Let me be clear: this isn’t a post about AI unconscious bias. That conversation is extremely important and is occurring with far more rigor than I can offer. If you want to go deeper, Newsweek’s coverage of AI’s misogyny maintenance hits home, as does Stanford Social Innovation Review’s take on the paradox of the AI gender gap.
I’m talking about something more personal.
My Embodied Truth
Recently, a friend shared an insight stuck with me. In a podcast she listened to, a female somatic psychologist shared this: when something keeps circling in your mind, when you can’t let it go, when it nags at you across days and weeks… that persistence is trauma raising its voice inside your body, asking to be heard.
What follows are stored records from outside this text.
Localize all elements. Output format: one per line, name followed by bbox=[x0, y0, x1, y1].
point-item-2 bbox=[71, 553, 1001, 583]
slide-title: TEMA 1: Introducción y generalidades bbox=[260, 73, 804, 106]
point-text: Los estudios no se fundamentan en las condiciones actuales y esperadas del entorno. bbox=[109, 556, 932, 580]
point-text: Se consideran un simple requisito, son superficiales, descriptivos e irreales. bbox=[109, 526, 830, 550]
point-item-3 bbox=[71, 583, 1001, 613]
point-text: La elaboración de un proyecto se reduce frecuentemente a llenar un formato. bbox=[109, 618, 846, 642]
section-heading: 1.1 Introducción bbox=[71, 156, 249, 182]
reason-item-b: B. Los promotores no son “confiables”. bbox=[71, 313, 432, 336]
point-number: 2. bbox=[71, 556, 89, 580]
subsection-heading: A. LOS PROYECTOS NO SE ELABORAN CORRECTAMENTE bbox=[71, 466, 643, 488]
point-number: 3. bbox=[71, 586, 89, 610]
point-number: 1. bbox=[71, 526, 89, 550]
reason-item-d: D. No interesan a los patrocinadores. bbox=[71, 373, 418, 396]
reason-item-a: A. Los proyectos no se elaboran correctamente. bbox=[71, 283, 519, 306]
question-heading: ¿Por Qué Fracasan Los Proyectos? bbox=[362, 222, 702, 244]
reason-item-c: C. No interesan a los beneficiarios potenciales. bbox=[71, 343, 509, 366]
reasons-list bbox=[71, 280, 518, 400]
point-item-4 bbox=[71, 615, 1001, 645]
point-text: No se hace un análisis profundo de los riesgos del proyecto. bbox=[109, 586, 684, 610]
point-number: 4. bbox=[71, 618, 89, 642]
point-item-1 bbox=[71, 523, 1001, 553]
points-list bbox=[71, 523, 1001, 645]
For years, I’ve ruminated on my place as a woman and a leader in technology and consulting. Many times, I’ve felt the pang that stems from questioning my belonging. In the absence of clear answers, I’ve sought advice and perspective. I’ve sat with senior female leaders in technology, consulting and beyond to hear their stories and seek their counsel. I’ve absorbed their words as salves, as solutions, and as moments of feeling seen. Their perspectives have ranged from uplifting and encouraging to disappointing and subtly devastating. Despite hours of conversation and thought, the question remains.
But here’s what I do know: a deep well of strength resides within me, built from all that I’ve experienced in life. I have endured highs and lows that my body has synthesized into wisdom. The wisdom born of motherhood; of running a marathon; of deep heartache; of climbing fourteeners; of extended silent meditation; of pursuing a dream. The wisdom of these experiences accumulates in this body of mine and makes me who I am.
Yet, I regularly sit in spaces that don’t embody that power or, in the worst cases, actively diminish it. While I’m amazed by the ways marketing and technology are transforming, carving out new productivity gains, orchestrating new experiences, and upending the MarTech ecosystem, I can’t help but consider who these gains benefit most deeply.
I don’t have a tidy answer, but I don’t think I ever will.
Perhaps, just giving voice to the questions is enough. Perhaps, just speaking from what’s true inside myself is enough. Perhaps, in some small way, that physical act alone emboldens others to give voice to what’s true within themselves.
What’s the voice inside you that’s asking to be heard?